Wednesday, January 07, 2009

The Daily Newds 1/7/09


  • The photographer who took the photos of the skier caught upside down with his genitals exposed on a ski lift has been suspended from his job.
  • Police in Gahanna, Ohio, have decided not to press felony charges against high school students who exchanged nude photos with their cell phones.
  • Another columnist comes out in support of the breastfeeding mothers protesting Facebook's anti-nudity policy.
    The American Academy of Pediatrics agrees that breastfeeding is the healthiest alternative for newborns. If a photograph encourages it, we should support the photo. And any nursing mom can tell you that her sore boobs are off limits for those with a "prurient interest in sex." That's more than can be said for "facebook's hottest bikini babes."
  • If you are in the Boston area you can check out The Naked Comedy Showcase tonight at ImprovBoston in Cambridge.
  • The Orillia Museum of Art in Canada is hosting Fully Exposed: Celebrating the Nude.
    The good work engages the viewer, challenges him or her to be an active participant, to enter into an intimate conversation, to assess and interpret the emotion and thought aroused by the figure. Ultimately, the image touches something deeper, taking the viewer a bit further into the process of understanding our human condition.
  • The LA Times article Oscar in the Nude is causing some subscribers to cancel the newspaper.
  • Is a painted body really nude?
    I always wonder about the silliness of censorship, how our society is at times so proudly sensitive and yet so base and vulgar at the same time. It occurs to me just now that perhaps both exist not in spite of each other but because of each other.
  • The town planning board in Vassalboro, Maine, has approved an application for a topless coffee shop.
    Despite complaints and objections, town officials said there was nothing they could do to stop Donald Crabtree from opening the shop. No Vassalboro town ordinance prohibits such a business, and if residents formed a committee, drew up such an ordinance and the town approved it, Crabtree's business still would be grandfathered in, unaffected.
  • Dr. Richard Wagner is a sex therapist and an admitted pornographer.
    Admittedly, porn is a thorny issue in our sex-negative culture. Lots of people are hostile to the notion that there could actually be something uplifting and life affirming about the depiction, in any medium, of sexual behaviors. Lots of people believe that even nudity, let alone full-blown sex, is bad and that it corrupts the consumer, especially if the consumer is young and impressionable. I don’t happen to share that view.
  • Some new perspectives have emerged regarding the attempt to ban women from sunbathing topfree on Australia beaches.
    Wollongong’s Danielle Hefferman said she personally did not have an issue with women exposing their breasts on beaches.

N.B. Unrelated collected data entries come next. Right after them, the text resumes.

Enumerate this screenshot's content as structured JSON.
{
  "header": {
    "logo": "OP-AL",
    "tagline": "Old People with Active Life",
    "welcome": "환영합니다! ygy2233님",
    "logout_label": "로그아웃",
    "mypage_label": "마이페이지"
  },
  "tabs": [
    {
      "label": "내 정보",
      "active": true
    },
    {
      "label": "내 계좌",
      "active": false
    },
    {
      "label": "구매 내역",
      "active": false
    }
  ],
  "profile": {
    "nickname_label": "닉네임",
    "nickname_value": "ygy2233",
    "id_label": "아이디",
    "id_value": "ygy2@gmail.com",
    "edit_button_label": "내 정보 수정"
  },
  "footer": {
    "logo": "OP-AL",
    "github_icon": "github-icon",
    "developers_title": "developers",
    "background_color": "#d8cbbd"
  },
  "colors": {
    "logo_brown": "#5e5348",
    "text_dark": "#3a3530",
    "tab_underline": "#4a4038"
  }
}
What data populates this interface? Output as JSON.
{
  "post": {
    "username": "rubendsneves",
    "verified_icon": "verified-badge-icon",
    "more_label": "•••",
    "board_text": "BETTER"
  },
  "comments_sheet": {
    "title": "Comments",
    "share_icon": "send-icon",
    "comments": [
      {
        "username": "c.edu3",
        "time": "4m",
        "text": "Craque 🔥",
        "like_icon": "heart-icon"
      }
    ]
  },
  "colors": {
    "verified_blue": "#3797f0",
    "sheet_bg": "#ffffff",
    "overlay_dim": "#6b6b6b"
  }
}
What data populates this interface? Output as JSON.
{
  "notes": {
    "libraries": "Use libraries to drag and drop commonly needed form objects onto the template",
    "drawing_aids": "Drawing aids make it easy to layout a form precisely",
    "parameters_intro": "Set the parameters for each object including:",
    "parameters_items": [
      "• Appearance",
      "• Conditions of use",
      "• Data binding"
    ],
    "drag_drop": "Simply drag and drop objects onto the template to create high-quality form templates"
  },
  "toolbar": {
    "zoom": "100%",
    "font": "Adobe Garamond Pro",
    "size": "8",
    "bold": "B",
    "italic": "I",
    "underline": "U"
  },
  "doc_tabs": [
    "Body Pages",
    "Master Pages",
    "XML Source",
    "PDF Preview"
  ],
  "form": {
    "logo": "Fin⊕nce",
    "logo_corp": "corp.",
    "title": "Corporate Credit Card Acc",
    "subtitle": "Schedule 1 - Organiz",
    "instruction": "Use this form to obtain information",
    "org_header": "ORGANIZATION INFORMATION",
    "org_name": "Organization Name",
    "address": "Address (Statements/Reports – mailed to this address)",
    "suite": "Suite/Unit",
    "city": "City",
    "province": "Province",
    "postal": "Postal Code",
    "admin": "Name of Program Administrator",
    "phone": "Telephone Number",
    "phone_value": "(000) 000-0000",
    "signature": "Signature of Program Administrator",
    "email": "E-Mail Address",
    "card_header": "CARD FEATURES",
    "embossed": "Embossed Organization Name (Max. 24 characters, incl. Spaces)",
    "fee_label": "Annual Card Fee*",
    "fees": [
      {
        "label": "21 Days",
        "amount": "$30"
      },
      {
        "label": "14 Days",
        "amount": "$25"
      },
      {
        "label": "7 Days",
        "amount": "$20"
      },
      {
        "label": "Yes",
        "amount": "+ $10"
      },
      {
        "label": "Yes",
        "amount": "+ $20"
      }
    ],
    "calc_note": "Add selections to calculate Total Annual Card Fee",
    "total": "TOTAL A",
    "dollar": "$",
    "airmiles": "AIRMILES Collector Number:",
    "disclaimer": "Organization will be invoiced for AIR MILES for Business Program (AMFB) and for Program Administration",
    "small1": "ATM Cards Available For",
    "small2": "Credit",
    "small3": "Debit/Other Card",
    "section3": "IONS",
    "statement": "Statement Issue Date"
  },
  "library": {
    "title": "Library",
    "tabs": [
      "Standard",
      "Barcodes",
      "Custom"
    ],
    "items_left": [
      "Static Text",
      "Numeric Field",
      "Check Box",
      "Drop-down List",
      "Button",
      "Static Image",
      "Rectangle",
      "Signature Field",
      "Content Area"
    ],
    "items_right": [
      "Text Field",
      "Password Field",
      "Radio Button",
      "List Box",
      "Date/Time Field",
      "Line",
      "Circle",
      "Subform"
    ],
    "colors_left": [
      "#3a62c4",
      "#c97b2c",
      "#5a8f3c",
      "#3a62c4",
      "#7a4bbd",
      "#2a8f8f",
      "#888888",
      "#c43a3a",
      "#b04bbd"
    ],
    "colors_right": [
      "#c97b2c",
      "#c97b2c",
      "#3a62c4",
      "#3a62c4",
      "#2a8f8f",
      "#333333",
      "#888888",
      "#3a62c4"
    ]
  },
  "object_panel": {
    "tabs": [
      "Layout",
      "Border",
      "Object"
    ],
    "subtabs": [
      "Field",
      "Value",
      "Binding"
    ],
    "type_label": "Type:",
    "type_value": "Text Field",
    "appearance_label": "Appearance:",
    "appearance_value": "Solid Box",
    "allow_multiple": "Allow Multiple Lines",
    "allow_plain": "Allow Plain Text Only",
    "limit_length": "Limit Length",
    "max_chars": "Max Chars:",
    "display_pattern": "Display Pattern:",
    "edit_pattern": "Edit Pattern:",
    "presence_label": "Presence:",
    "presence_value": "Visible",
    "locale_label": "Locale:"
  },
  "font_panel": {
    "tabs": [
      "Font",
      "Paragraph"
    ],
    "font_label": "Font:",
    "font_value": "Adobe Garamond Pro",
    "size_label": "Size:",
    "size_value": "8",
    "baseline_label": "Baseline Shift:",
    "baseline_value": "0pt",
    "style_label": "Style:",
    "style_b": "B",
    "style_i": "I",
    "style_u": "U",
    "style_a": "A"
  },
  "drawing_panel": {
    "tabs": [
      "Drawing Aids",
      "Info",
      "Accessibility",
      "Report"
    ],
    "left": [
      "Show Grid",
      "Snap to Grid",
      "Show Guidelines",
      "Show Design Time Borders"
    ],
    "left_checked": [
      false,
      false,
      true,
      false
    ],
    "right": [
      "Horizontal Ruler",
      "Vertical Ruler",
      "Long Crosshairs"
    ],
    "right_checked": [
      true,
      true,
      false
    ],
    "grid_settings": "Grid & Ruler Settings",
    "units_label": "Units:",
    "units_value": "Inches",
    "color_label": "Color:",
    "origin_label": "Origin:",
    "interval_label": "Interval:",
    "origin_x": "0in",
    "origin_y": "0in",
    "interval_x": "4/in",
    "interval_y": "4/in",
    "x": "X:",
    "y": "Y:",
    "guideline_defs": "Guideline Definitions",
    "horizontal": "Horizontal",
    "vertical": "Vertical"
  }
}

    “I think it would be good if they had more designated topless or nudist beaches,” she said.

    Mrs Hefferman said her children might stare at a woman who was sunbathing topless for a while, and might make a comment, but the novelty would wear off quickly.

    She said she could not recall seeing any topless bathers at beaches in Wollongong.

    Sydney’s David Howse said he did not think it was a big deal.

    “If people are offended by it, they can walk off,” he said.